Bahati vs Union sacrée : bras de fer autour de la légitimité de l’AFDC

Par MEDINA

Le torchon brûle entre l’Alliance des Forces Démocratiques du Congo (AFDC) et le secrétariat permanent de l’Union Sacrée de la Nation. Après la réception officielle d’un groupe de dissidents par les instances de la coalition, le parti de Modeste Bahati Lukwebo a adressé un mémorandum au Chef de l’État pour dénoncer une violation flagrante de la charte de la plateforme.

La majorité présidentielle traverse une zone de fortes turbulences. L’élément déclencheur; l’audience accordée mardi dernier par le secrétariat permanent de l’Union Sacrée à une aile dissidente de l’AFDC, conduite par Otto Bahizi. Une démarche perçue par l’état-major de Modeste Bahati Lukwebo comme une tentative de déstabilisation orchestrée de l’intérieur.
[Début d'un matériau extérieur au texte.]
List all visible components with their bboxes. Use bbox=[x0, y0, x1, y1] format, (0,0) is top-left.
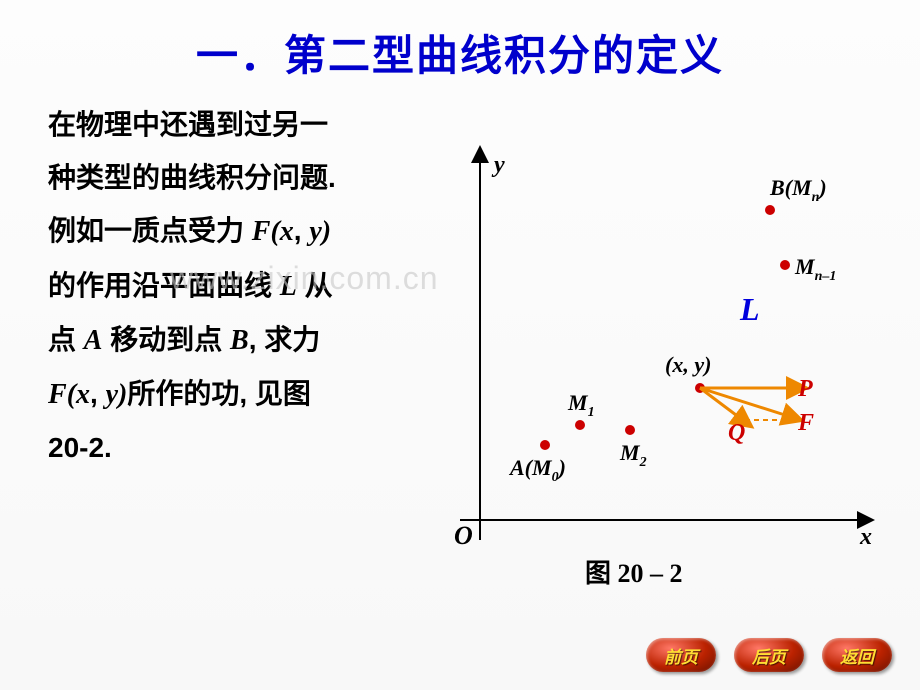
text: 点 bbox=[48, 324, 84, 355]
prev-page-button[interactable]: 前页 bbox=[646, 638, 716, 672]
dot-B bbox=[765, 205, 775, 215]
label-M1: M1 bbox=[567, 390, 595, 420]
origin-label: O bbox=[454, 521, 473, 550]
text-line: 种类型的曲线积分问题. bbox=[48, 151, 448, 204]
var-x: x bbox=[280, 216, 294, 247]
text-line: 点 A 移动到点 B, 求力 bbox=[48, 313, 448, 367]
var-x: x bbox=[76, 379, 90, 410]
label-B: B(Mn) bbox=[769, 175, 827, 205]
text: , 求力 bbox=[249, 324, 321, 355]
figure-caption: 图 20 – 2 bbox=[585, 553, 683, 590]
vector-Q bbox=[700, 388, 740, 418]
body-text: 在物理中还遇到过另一 种类型的曲线积分问题. 例如一质点受力 F(x, y) 的… bbox=[48, 98, 448, 474]
paren: ) bbox=[322, 216, 331, 247]
var-F: F bbox=[48, 379, 67, 410]
text: 移动到点 bbox=[102, 324, 230, 355]
text-line: F(x, y)所作的功, 见图 bbox=[48, 367, 448, 421]
dot-M2 bbox=[625, 425, 635, 435]
nav-bar: 前页 后页 返回 bbox=[646, 638, 892, 672]
text: 例如一质点受力 bbox=[48, 215, 252, 246]
text: 所作的功, 见图 bbox=[127, 378, 311, 409]
paren: ) bbox=[118, 379, 127, 410]
dot-M1 bbox=[575, 420, 585, 430]
var-y: y bbox=[106, 379, 118, 410]
paren: ( bbox=[270, 216, 279, 247]
text-line: 的作用沿平面曲线 L 从 bbox=[48, 259, 448, 313]
label-F: F bbox=[797, 410, 814, 436]
var-L: L bbox=[280, 271, 297, 302]
text-line: 在物理中还遇到过另一 bbox=[48, 98, 448, 151]
text-line: 20-2. bbox=[48, 421, 448, 474]
back-button[interactable]: 返回 bbox=[822, 638, 892, 672]
label-Mn1: Mn–1 bbox=[794, 254, 836, 284]
var-y: y bbox=[309, 216, 321, 247]
comma: , bbox=[294, 215, 310, 246]
var-F: F bbox=[252, 216, 271, 247]
figure-diagram: O x y A(M0) M1 M2 (x, y) P F Q L Mn–1 B(… bbox=[440, 140, 880, 560]
label-L: L bbox=[739, 291, 760, 327]
y-axis-label: y bbox=[491, 152, 505, 178]
label-A: A(M0) bbox=[508, 455, 566, 485]
label-xy: (x, y) bbox=[665, 352, 711, 377]
label-P: P bbox=[797, 376, 813, 402]
comma: , bbox=[90, 378, 106, 409]
text: 从 bbox=[297, 270, 333, 301]
text: 的作用沿平面曲线 bbox=[48, 270, 280, 301]
vector-F bbox=[700, 388, 788, 416]
text-line: 例如一质点受力 F(x, y) bbox=[48, 204, 448, 258]
paren: ( bbox=[67, 379, 76, 410]
var-B: B bbox=[230, 325, 249, 356]
label-Q: Q bbox=[728, 420, 745, 446]
x-axis-label: x bbox=[859, 524, 872, 550]
dot-Mn1 bbox=[780, 260, 790, 270]
var-A: A bbox=[84, 325, 103, 356]
page-title: 一．第二型曲线积分的定义 bbox=[0, 0, 920, 83]
dot-A bbox=[540, 440, 550, 450]
next-page-button[interactable]: 后页 bbox=[734, 638, 804, 672]
label-M2: M2 bbox=[619, 440, 647, 470]
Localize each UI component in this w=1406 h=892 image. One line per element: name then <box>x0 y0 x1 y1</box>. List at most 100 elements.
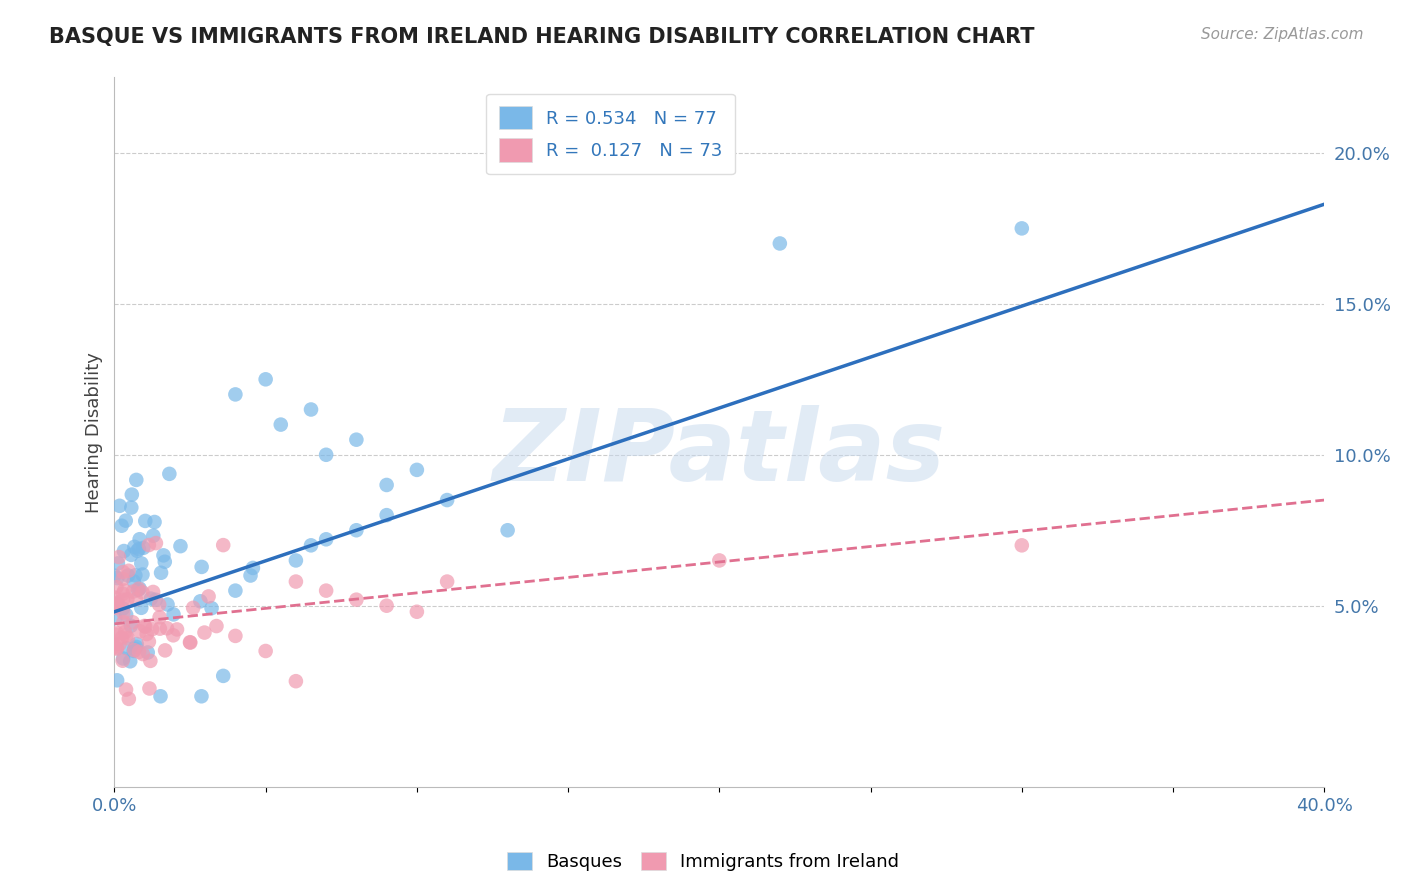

Dans un mémorandum adressé au président Félix Tshisekedi, consulté par reporter.cd ce vendredi 17 avril 2026, l’AFDC ne décolère pas. Le parti soutient que la réception de ces frondeurs bafoue les textes régissant l’Union Sacrée, lesquels définissent clairement les personnalités habilitées à engager les regroupements membres.

Pour les cadres du parti, cautionner de tels actes risque de fragiliser la cohésion de la majorité au pouvoir. « En votre qualité de garant de la légalité, vous ne sauriez demeurer indifférent face à cette tentative regrettable de duplication de l’AFDC », peut-on lire dans le document. L’AFDC rappelle que Modeste Bahati Lukwebo a été élu président national statutaire lors du congrès de mars dernier, auquel les actuels dissidents avaient pourtant participé.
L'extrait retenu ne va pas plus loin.